A presentation on innovative antibody discovery by Amelie Kutschera, MSc., Single B Cell Scientist, & Iwona Budnicki, Manager Cellular Immunology at Genovac
by Silvia Hnatova
At Antibody Engineering & Therapeutics Europe Virtual earlier this year, Ms. Amelie Kutschera, Single B Scientist from Genovac, presented the strategies for antibody discovery against difficult targets combining the genetic immunization and Berkely Lights Beacon®.
The traditional immunization options to discover novel antibodies include a hybridoma screening platform, through which monoclonal antibodies can be discovered in the timeframe of 2-5 weeks.
The beacon screening method developed by Genovac using genetic immunization allows the screening of antibody candidates in one day.
Ms. Kutschera explained that genetic immunization is advantageous because of the wide epitope coverage, high sensitivity and affinity and no time-consuming antigen production required.
Genovac uses a genetic immunization strategy that was previously demonstrated through the epitope coverage library to recognize specific extracellular domains of human VEGFR-2.
The technology can distinguish highly conserved molecules, for example targeting CLDN6, but not CLDN9 and vice-versa despite only 3 amino acid differences.
The strategy led to the development of therapeutics such as monoclonal antibodies for cancer therapy.
The agonistic anti-OX40 mAbs developed through genetic immunization led to tumor regression in late-stage melanoma patients and are now tested in clinical trials.
The Berkeley Lights Beacon® is now Genovac’s golden standard methodology for antibody discovery.
It allows the screening of more than 80,000 primary plasma cells per day, performing multiple assays helping to limit the number of antibodies to be screened, improving the overall screening speed.
An example of the cell-based assays that can be included downstream includes an optimized transient expression system for optimal on-chip assay performance, transiently transfected cells are sorted for high expressors, enhancing the sensitivity.
A typical Berkely Lights Beacon® run involves genetic immunization of mice followed by high-purity isolation of plasma cells. These are then imported and single-cell cloned into the 11k pens of an Optoselect Chip.
Through a beads-based assay, the IgG producing cells are identified and a cell-based assay using transfected mammalian cells as reporter systems enables the identification of target-specific plasma cells.
The variable heavy and light chain sequences are exported one by one to be PCR amplified, cloned, and expressed in mammalian cell lines for further tests.
The technology was used previously in case studies to identify antibodies against GPCR receptors, identifying an increased number of candidates and a higher specificity of antibody candidates than through a hybridoma assay.
The challenges of the platform on efficiency and speed may be complemented through the use of B cells harvested from lymph nodes, combined with single B cell platforms.
Ms. Kutschera devoted the next part of her talk to the OmniRat® derived plasma cells used for the discovery of neutralizing antibodies against SARS-Cov-2.

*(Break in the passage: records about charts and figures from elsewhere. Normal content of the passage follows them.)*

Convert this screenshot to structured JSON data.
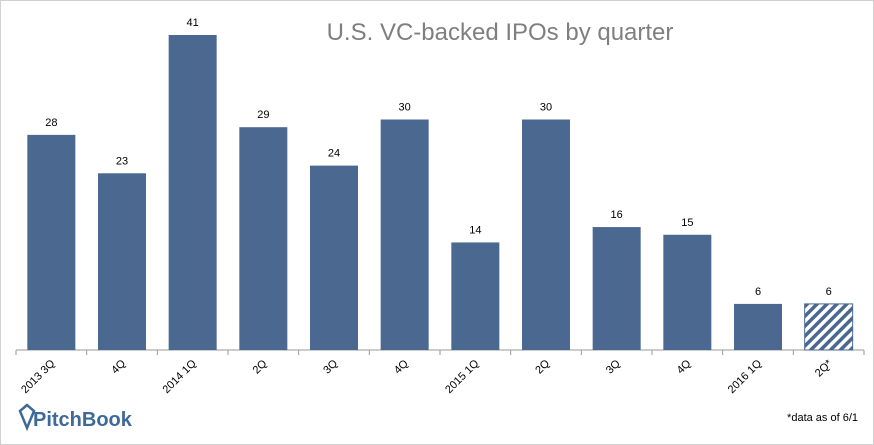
{
  "chart_data": {
    "type": "bar",
    "title": "U.S. VC-backed IPOs by quarter",
    "categories": [
      "2013 3Q",
      "4Q",
      "2014 1Q",
      "2Q",
      "3Q",
      "4Q",
      "2015 1Q",
      "2Q",
      "3Q",
      "4Q",
      "2016 1Q",
      "2Q*"
    ],
    "values": [
      28,
      23,
      41,
      29,
      24,
      30,
      14,
      30,
      16,
      15,
      6,
      6
    ],
    "color": "#4a6890",
    "bar_styles": [
      "solid",
      "solid",
      "solid",
      "solid",
      "solid",
      "solid",
      "solid",
      "solid",
      "solid",
      "solid",
      "solid",
      "hatched"
    ],
    "footnote": "*data as of 6/1",
    "logo": "PitchBook"
  }
}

Using the method, it was possible to identify several potential antibodies reactive with SARS-CoV-2 spike protein and its receptor-binding domain (RBD).
Genovac is now testing fully recombinant anti-RBD antibodies. The antibodies were able to bind to ACE2 of SARS-CoV-2 when incubated with the RBD of SARS-CoV-2.

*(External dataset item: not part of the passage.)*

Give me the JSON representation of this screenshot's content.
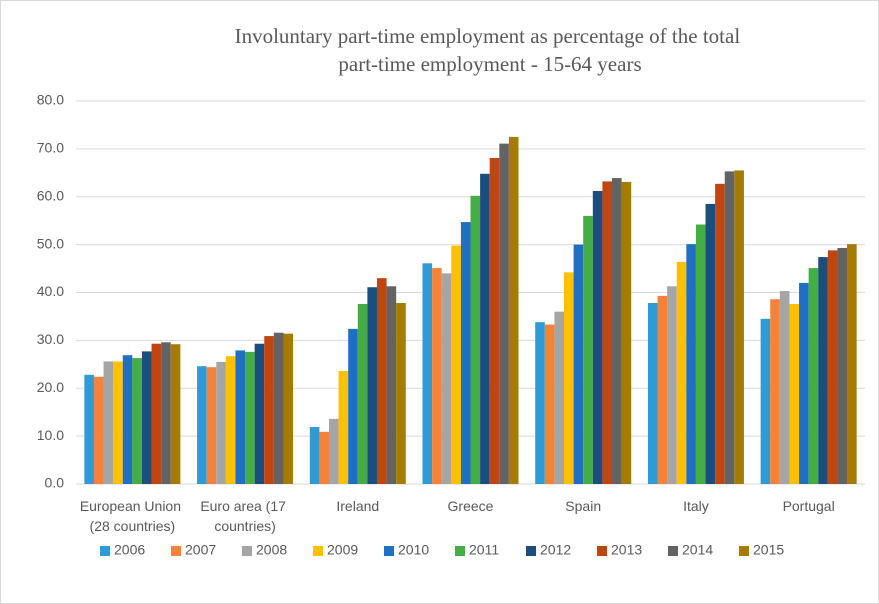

The talk was closed by presenting future directions of Genovac’s platforms, including the development of a species repertoire for the beacon strategy.
The talk was followed by an interesting Q&A session, focused on practical issues with the beacon platform.
The capacity of the beacon was discussed, with Dr. Iwona Budnicki, Manager, Cellular Immunology from Genovac specifying that it depends on the complexity of the target, which can be in the order of dozens or hundreds.
The screening advantages of the beacon were compared to the hybridoma technology, and Dr. Budnicki highlighted the direct capacity of the beacon to screen for antibody-screening cells omitting the fusion step, increasing the throughput, and the output for the antibody of the desired characteristic.
In addition, the beacon can use different types of cells, from B cells or the bone marrow, unlike the hybridoma approach.
Amelie Kutschera presents at the Antibody Engineering & Therapeutics Europe Virtual conference
The specialty of bone marrow is that these are sparse but terminally differentiated B cells with very high diversity, increasing the sequence variety of the candidate antibodies.
Dr. Budnicki further elaborated on the attractive feature of the beacon screening compared to the hybridoma approach.
One of them is the ability to carry out consecutive assays, enabling the downselection of the bead candidates to antibodies with the desired characteristics faster than the fusion approach.
Memory B cells can also be used on the beacon to screen plasmablasts (activated memory B cells). The beacon technology can be used for screening antibodies from various species, including humanized mice and rat models.